Durante il regno di Giustiniano nell’impero di Oriente (dal 527 al 565 d.C.) scoppiò quella che fu chiamata Yersinia pestis trasmessa dai ratti. Si manifestava con febbre e con un bubbone rigonfio. Quando le vittime non morivano subito, apparivano in tutto il corpo delle pustole nerastre, a tale fase seguiva la morte. La peste si estese al nord Africa, alla Spagna, all’Italia, alla Gallia, alla Germania, alla Britannia e si portò via metà della popolazione. “La prima pandemia durò dall’arrivo della Y.  pestis, nel 541, al suo ultimo ruggito nel 749.” (pag. 298)

La tesi di Harper è sostenuta da una narrazione brillante, ricca di riferimenti storici, di biografie di grandi personaggi come Galeno, letterariamente sontuosa.
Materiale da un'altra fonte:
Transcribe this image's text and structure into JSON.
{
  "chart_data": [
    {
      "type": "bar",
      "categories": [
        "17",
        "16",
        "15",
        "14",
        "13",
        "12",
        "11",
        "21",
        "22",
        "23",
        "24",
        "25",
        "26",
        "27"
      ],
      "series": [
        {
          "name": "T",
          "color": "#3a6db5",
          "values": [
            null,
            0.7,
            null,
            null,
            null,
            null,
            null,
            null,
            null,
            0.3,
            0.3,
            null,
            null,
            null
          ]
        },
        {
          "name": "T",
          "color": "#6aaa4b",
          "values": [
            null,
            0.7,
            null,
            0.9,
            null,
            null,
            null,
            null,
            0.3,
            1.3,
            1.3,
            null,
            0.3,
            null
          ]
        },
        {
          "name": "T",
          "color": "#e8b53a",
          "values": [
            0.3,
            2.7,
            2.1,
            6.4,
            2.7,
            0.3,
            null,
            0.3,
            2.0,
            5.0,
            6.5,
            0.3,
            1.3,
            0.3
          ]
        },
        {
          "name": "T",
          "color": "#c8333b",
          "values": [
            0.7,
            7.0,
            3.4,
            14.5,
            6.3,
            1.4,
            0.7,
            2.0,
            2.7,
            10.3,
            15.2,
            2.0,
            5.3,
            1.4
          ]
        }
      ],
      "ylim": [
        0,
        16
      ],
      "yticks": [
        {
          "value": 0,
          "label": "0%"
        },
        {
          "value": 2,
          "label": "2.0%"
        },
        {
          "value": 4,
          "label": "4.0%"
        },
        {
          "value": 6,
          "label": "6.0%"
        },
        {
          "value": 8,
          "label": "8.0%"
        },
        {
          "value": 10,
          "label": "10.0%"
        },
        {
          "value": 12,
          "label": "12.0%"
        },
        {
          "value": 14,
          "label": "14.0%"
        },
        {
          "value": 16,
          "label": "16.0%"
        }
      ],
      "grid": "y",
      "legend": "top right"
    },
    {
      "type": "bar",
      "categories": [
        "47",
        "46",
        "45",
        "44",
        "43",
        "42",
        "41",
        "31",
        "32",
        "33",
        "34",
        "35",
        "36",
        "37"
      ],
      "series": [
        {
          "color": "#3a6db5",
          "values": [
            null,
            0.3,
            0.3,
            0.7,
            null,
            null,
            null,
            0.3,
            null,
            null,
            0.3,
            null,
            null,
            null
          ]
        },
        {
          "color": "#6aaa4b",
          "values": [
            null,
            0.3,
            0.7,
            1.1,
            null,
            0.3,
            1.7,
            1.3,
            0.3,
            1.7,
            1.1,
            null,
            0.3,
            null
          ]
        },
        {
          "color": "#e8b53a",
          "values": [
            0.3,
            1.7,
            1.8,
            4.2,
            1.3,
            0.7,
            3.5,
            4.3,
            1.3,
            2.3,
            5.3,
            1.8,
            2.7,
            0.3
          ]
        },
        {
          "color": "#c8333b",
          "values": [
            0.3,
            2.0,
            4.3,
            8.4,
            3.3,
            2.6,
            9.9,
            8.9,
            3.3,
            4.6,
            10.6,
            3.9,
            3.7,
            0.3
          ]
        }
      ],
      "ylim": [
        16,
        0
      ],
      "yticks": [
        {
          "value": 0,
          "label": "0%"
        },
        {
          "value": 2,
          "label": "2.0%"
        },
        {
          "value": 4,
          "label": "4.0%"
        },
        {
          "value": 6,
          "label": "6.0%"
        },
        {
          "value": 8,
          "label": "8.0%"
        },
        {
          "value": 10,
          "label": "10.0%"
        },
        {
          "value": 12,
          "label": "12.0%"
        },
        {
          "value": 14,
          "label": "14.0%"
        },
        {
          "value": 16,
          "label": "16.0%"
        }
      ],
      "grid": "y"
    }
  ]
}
La prosa è di prim’ordine. La tesi proposta scatenerà un dibattito perché attribuisce a cause naturali patogene ciò che altri teorici della caduta dell’impero romano hanno attribuito a ragioni politiche. Il punto di vista dell’autore è riccamente motivato. Il saggio Il destino di Roma introduce nell’interpretazione della caduta dell’impero romano un elemento nuovo che non è possibile ignorare.